WALA includes several types of solvers applicable for various styles of dataflow analysis. You may find one of these helpful for setting up and solving a particular problem.

Simple Fixed-point

The simplest solver is the fixed point solver, DefaultFixedPointSolver. This solver simply manages a worklist of "statements", and "evaluates" statements until there are no further changes to the solution.

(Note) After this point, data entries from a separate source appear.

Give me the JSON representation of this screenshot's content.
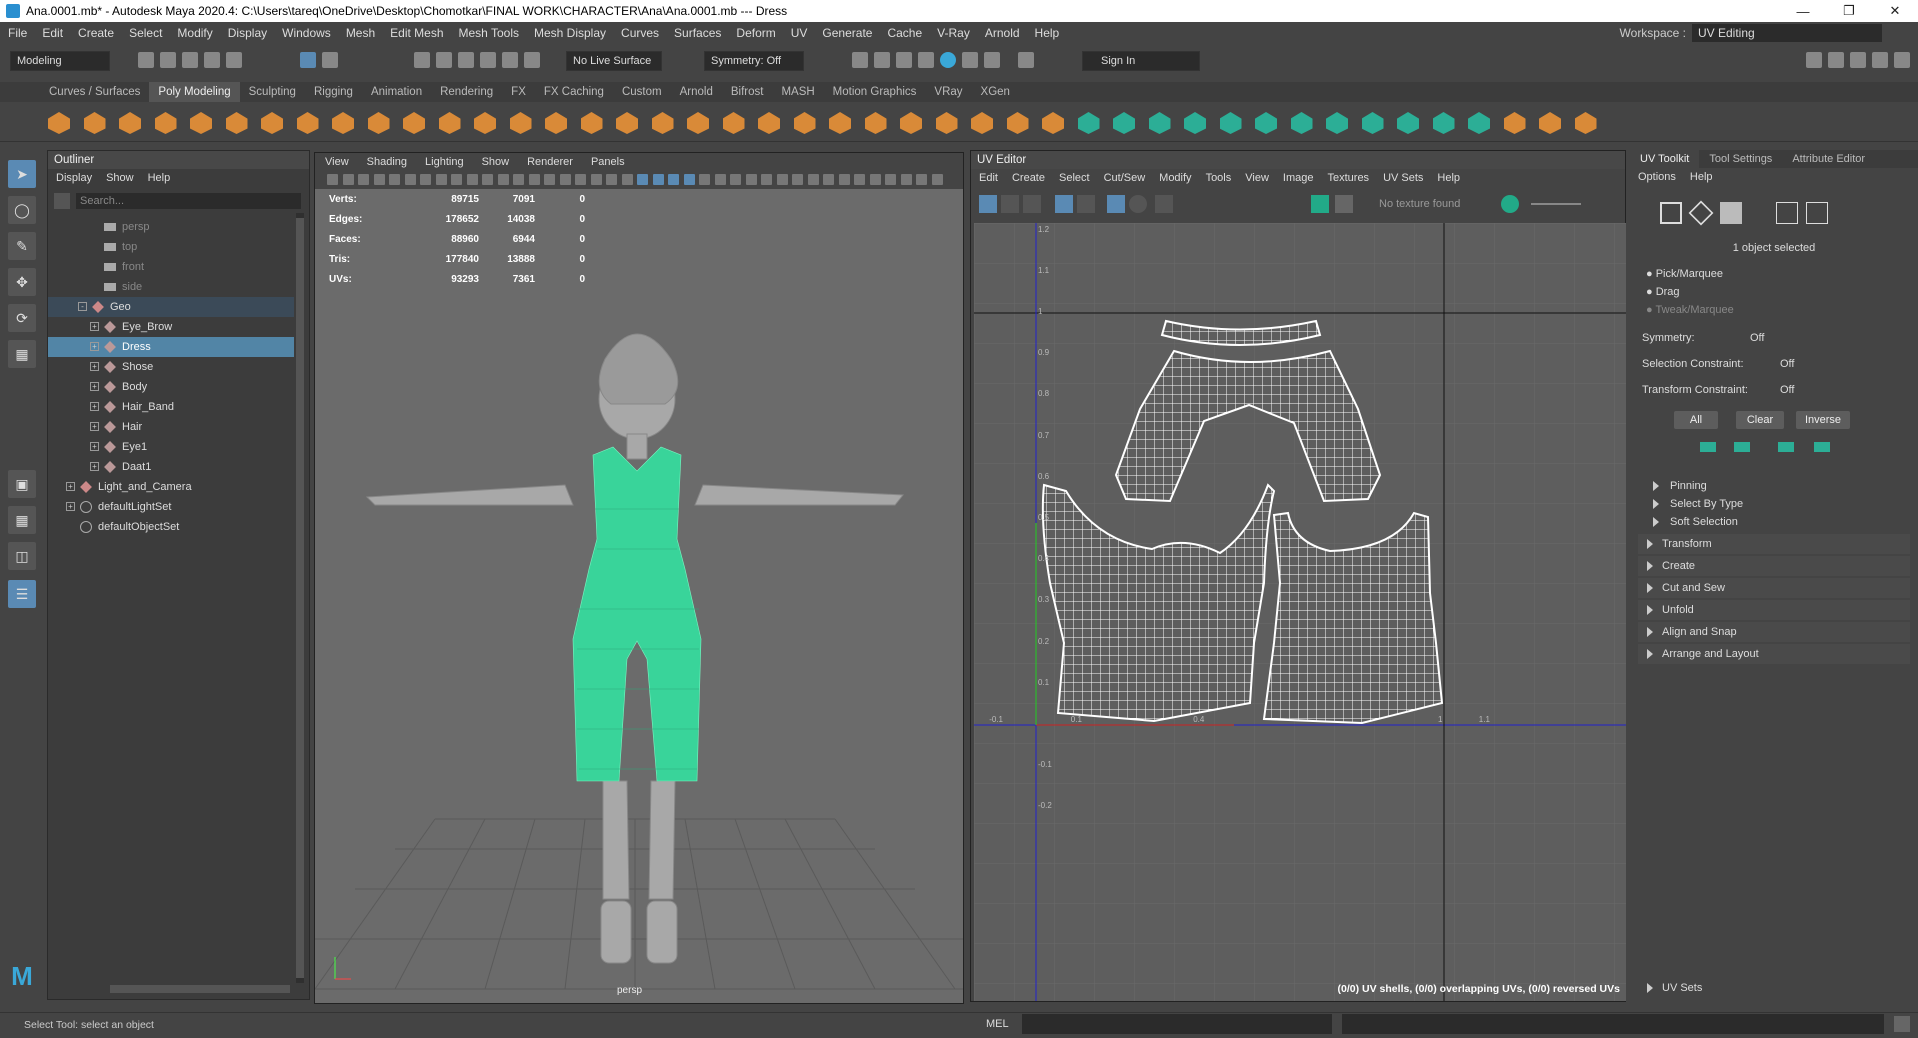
{
  "titlebar": {
    "title": "Ana.0001.mb* - Autodesk Maya 2020.4: C:\\Users\\tareq\\OneDrive\\Desktop\\Chomotkar\\FINAL WORK\\CHARACTER\\Ana\\Ana.0001.mb  ---  Dress"
  },
  "menu": [
    "File",
    "Edit",
    "Create",
    "Select",
    "Modify",
    "Display",
    "Windows",
    "Mesh",
    "Edit Mesh",
    "Mesh Tools",
    "Mesh Display",
    "Curves",
    "Surfaces",
    "Deform",
    "UV",
    "Generate",
    "Cache",
    "V-Ray",
    "Arnold",
    "Help"
  ],
  "workspace": {
    "label": "Workspace :",
    "value": "UV Editing"
  },
  "status": {
    "mode": "Modeling",
    "live_surface": "No Live Surface",
    "symmetry": "Symmetry: Off",
    "sign_in": "Sign In"
  },
  "shelf_tabs": [
    "Curves / Surfaces",
    "Poly Modeling",
    "Sculpting",
    "Rigging",
    "Animation",
    "Rendering",
    "FX",
    "FX Caching",
    "Custom",
    "Arnold",
    "Bifrost",
    "MASH",
    "Motion Graphics",
    "VRay",
    "XGen"
  ],
  "outliner": {
    "title": "Outliner",
    "menu": [
      "Display",
      "Show",
      "Help"
    ],
    "search_placeholder": "Search...",
    "items": [
      "persp",
      "top",
      "front",
      "side",
      "Geo",
      "Eye_Brow",
      "Dress",
      "Shose",
      "Body",
      "Hair_Band",
      "Hair",
      "Eye1",
      "Daat1",
      "Light_and_Camera",
      "defaultLightSet",
      "defaultObjectSet"
    ]
  },
  "viewport": {
    "menu": [
      "View",
      "Shading",
      "Lighting",
      "Show",
      "Renderer",
      "Panels"
    ],
    "hud": [
      {
        "k": "Verts:",
        "a": "89715",
        "b": "7091",
        "c": "0"
      },
      {
        "k": "Edges:",
        "a": "178652",
        "b": "14038",
        "c": "0"
      },
      {
        "k": "Faces:",
        "a": "88960",
        "b": "6944",
        "c": "0"
      },
      {
        "k": "Tris:",
        "a": "177840",
        "b": "13888",
        "c": "0"
      },
      {
        "k": "UVs:",
        "a": "93293",
        "b": "7361",
        "c": "0"
      }
    ],
    "camera": "persp"
  },
  "uv_editor": {
    "title": "UV Editor",
    "menu": [
      "Edit",
      "Create",
      "Select",
      "Cut/Sew",
      "Modify",
      "Tools",
      "View",
      "Image",
      "Textures",
      "UV Sets",
      "Help"
    ],
    "texture": "No texture found",
    "status": "(0/0) UV shells, (0/0) overlapping UVs, (0/0) reversed UVs",
    "v_ticks": [
      "1.2",
      "1.1",
      "1",
      "0.9",
      "0.8",
      "0.7",
      "0.6",
      "0.5",
      "0.4",
      "0.3",
      "0.2",
      "0.1",
      "-0.1",
      "-0.2"
    ],
    "u_ticks": [
      "-0.1",
      "0.1",
      "0.4",
      "1",
      "1.1"
    ]
  },
  "uv_toolkit": {
    "tabs": [
      "UV Toolkit",
      "Tool Settings",
      "Attribute Editor"
    ],
    "menu": [
      "Options",
      "Help"
    ],
    "selected": "1 object selected",
    "modes": [
      "Pick/Marquee",
      "Drag",
      "Tweak/Marquee"
    ],
    "symmetry": {
      "label": "Symmetry:",
      "value": "Off"
    },
    "sel_constraint": {
      "label": "Selection Constraint:",
      "value": "Off"
    },
    "xf_constraint": {
      "label": "Transform Constraint:",
      "value": "Off"
    },
    "buttons": [
      "All",
      "Clear",
      "Inverse"
    ],
    "subsections": [
      "Pinning",
      "Select By Type",
      "Soft Selection"
    ],
    "sections": [
      "Transform",
      "Create",
      "Cut and Sew",
      "Unfold",
      "Align and Snap",
      "Arrange and Layout"
    ],
    "uv_sets": "UV Sets"
  },
  "helpline": {
    "text": "Select Tool: select an object",
    "mel": "MEL"
  },
  "colors": {
    "accent": "#5285a6",
    "wire": "#40e0a0",
    "shelf": "#d98a38"
  }
}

The main implementation benefits of using the WALA solver are a space-efficient representation of dependencies between statements, and the ability to evaluate statements based on various approximations to topological order. The latter feature is crucial for rapid convergence in some problems.

WALA's default IR construction and flow-insensitive pointer analysis, along with several other analyses, use the common fixed-point solver at the lowest level.

Killdall-Style Frameworks

The com.ibm.wala.dataflow package provides a layer on top of the fixed-point solver to facilitate implementation of Killdall-style dataflow frameworks. The abstractions here help set up a dataflow system induced over nodes and/or edges of a graph.

To solve backwards dataflow problems, simply reverse graph edges using GraphInverter.invert(), and set up flow functions appropriately.

RHS solver

The TabulationSolver provides an implementation of the RHS algorithm for Sharir-Pneuli functional context-sensitive dataflow analysis, including IFDS. The TabulationSolver implementation has been tuned for space efficiency, and includes various extensions to help with features such as exceptional control flow.

To solve backwards dataflow problems, start with the BackwardsSupergraph.